In high school and while earning a degree in communications and marketing from Spring Hill College in Mobile, Liollio worked as a restaurant hostess and waitress. After graduation, she was hired by Jim ‘N Nick’s BBQ in 2007 as catering manager and then took on a variety of roles, including regional manager and general manager for off-premises sales. 

Through Local Link, she’s working with the city of Hoover during the SEC baseball tournament and recently signed on to work with an Italian Festival in Birmingham next year. Local Link also works with area nonprofits such as Children’s Harbor and manages events for the Jones Valley Teaching Farm.

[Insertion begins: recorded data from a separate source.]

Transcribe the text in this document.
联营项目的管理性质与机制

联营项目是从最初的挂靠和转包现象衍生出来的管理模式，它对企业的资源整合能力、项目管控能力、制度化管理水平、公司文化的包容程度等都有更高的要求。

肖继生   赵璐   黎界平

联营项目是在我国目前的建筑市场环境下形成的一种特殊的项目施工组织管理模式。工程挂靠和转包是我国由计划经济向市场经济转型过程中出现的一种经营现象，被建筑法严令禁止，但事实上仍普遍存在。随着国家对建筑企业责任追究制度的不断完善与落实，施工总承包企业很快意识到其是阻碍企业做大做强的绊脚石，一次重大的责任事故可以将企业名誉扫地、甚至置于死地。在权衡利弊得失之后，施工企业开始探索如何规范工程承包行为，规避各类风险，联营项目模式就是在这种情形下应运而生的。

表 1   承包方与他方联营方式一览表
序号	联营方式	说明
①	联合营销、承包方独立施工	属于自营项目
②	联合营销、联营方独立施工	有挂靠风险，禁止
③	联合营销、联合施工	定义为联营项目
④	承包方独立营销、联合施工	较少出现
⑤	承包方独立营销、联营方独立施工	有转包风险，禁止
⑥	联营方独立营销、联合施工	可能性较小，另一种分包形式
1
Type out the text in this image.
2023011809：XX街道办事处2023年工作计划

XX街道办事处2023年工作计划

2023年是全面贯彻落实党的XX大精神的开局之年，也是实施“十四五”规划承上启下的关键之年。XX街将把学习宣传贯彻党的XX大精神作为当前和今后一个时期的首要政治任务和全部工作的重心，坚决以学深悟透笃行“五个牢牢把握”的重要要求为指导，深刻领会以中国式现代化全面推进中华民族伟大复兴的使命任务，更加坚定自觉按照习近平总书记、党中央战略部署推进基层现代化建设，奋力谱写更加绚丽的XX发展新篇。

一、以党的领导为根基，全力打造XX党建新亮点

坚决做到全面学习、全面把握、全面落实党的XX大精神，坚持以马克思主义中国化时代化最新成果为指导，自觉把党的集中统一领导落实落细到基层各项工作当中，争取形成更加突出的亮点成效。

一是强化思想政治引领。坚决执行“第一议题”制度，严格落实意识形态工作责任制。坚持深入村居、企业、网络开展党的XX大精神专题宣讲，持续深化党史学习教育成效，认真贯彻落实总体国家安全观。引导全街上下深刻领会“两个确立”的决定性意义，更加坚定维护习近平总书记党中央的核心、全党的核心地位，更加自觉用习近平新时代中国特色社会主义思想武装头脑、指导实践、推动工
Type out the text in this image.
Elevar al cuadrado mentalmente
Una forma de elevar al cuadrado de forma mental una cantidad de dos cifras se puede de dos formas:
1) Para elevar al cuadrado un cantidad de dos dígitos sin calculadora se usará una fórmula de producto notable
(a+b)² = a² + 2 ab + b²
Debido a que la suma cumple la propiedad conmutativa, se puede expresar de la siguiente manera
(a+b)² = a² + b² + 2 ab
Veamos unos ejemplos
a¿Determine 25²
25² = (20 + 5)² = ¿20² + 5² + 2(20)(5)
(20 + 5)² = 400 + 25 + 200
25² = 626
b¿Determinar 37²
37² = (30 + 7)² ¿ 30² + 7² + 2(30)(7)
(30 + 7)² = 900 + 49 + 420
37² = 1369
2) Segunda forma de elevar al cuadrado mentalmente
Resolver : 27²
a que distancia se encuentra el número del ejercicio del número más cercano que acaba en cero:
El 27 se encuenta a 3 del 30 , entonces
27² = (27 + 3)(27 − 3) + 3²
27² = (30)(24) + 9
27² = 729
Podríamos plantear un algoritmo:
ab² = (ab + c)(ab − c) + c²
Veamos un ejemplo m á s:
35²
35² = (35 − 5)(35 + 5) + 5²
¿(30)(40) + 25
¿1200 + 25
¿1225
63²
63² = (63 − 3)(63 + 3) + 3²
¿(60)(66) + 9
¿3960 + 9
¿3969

One event coming up that might force Liollio to temporarily close Teenie’s is a public works project on Petticoat Lane that will mean closing parts of the road and cutting off electricity and access to the shop. 

Liollio said she’s been told the phase that could affect her business is expected to begin June 12.

“We will likely make the decision to be closed for a couple of weeks while the work is going on,” she said, noting that Teenie’s will reopen as soon as possible.